I'm looking for a Multinomial Naive Bayes classifier written in C/C++ for use with OpenCV.
I'm looking for the Algorithm (or a readymade implementation) as it will be more helpful as I'm trying to understand on how it works?
Naive Bayes Classifier is a well-known classification algorithm. especially in the field of text classification, so I will take it for explaining.
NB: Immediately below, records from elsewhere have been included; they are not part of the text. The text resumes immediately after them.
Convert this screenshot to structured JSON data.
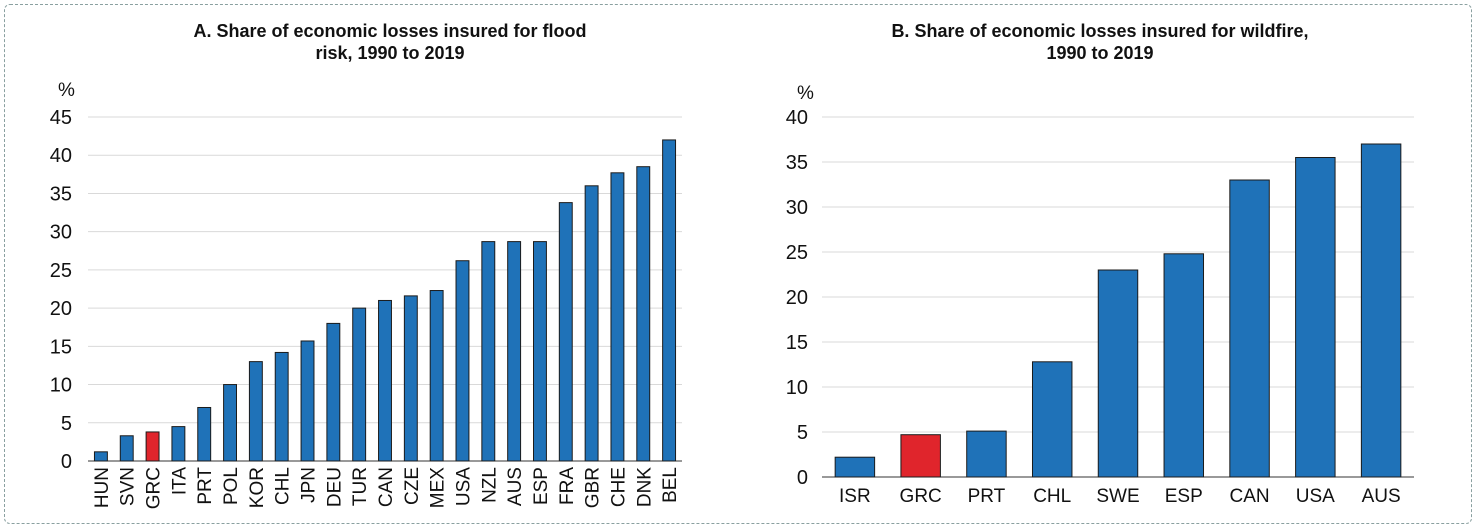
{
  "chart_data": [
    {
      "type": "bar",
      "title_line1": "A. Share of economic losses insured for flood",
      "title_line2": "risk, 1990 to 2019",
      "ylabel": "%",
      "ylim": [
        0,
        45
      ],
      "yticks": [
        0,
        5,
        10,
        15,
        20,
        25,
        30,
        35,
        40,
        45
      ],
      "grid": true,
      "categories": [
        "HUN",
        "SVN",
        "GRC",
        "ITA",
        "PRT",
        "POL",
        "KOR",
        "CHL",
        "JPN",
        "DEU",
        "TUR",
        "CAN",
        "CZE",
        "MEX",
        "USA",
        "NZL",
        "AUS",
        "ESP",
        "FRA",
        "GBR",
        "CHE",
        "DNK",
        "BEL"
      ],
      "values": [
        1.2,
        3.3,
        3.8,
        4.5,
        7.0,
        10.0,
        13.0,
        14.2,
        15.7,
        18.0,
        20.0,
        21.0,
        21.6,
        22.3,
        26.2,
        28.7,
        28.7,
        28.7,
        33.8,
        36.0,
        37.7,
        38.5,
        42.0
      ],
      "highlight": "GRC",
      "colors": {
        "bar": "#1f72b8",
        "highlight": "#e0252c",
        "grid": "#d9d9d9"
      }
    },
    {
      "type": "bar",
      "title_line1": "B. Share of economic losses insured for wildfire,",
      "title_line2": "1990 to 2019",
      "ylabel": "%",
      "ylim": [
        0,
        40
      ],
      "yticks": [
        0,
        5,
        10,
        15,
        20,
        25,
        30,
        35,
        40
      ],
      "grid": true,
      "categories": [
        "ISR",
        "GRC",
        "PRT",
        "CHL",
        "SWE",
        "ESP",
        "CAN",
        "USA",
        "AUS"
      ],
      "values": [
        2.2,
        4.7,
        5.1,
        12.8,
        23.0,
        24.8,
        33.0,
        35.5,
        37.0
      ],
      "highlight": "GRC",
      "colors": {
        "bar": "#1f72b8",
        "highlight": "#e0252c",
        "grid": "#d9d9d9"
      }
    }
  ]
}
Assuming we have some training document {d1 , d2 , d3 , ... , dm}
where each document can be represented by a collection of words {w1,w2,w3, ... , wn}
and each document belongs to some predefined set of class (take binary case (c_0,c_1)
here)
Our task is to classify some new input document d into either class c_0
or class c_1
.
An intuitive way would be to take maximum likelihood estimation: that is,
output c_0 if P(d | c_0) > P(d | c_1) and vice versa.
so by our definition of d, we can write the criterion by
P(d | c_0) = P( {w1,w2,w3...,wn} | c_0)
since calculating this joint probability given class is so complicated. So we make a strong assumption that words are mutually independent conditioned on class. So that leads us to
P(d | c_0) = P({w1,w2,w3...,wn} | c_0) = P(w1|c_0)*P(w2|c_0)*P(w2|c_0)...*P(wn|c_0)
where each P(w | c)
can be easily computed as frequency count of word w in class c.
this strong assumption is the reason for the name "Naive", since we just naively do series multiplication for each word.
finally taking answer = argmax P(d | c_0) , P(d | c_1)
would end this algorithm
I guess in your domain what you're looking is similar to text classification, except the feature you need to extract is different.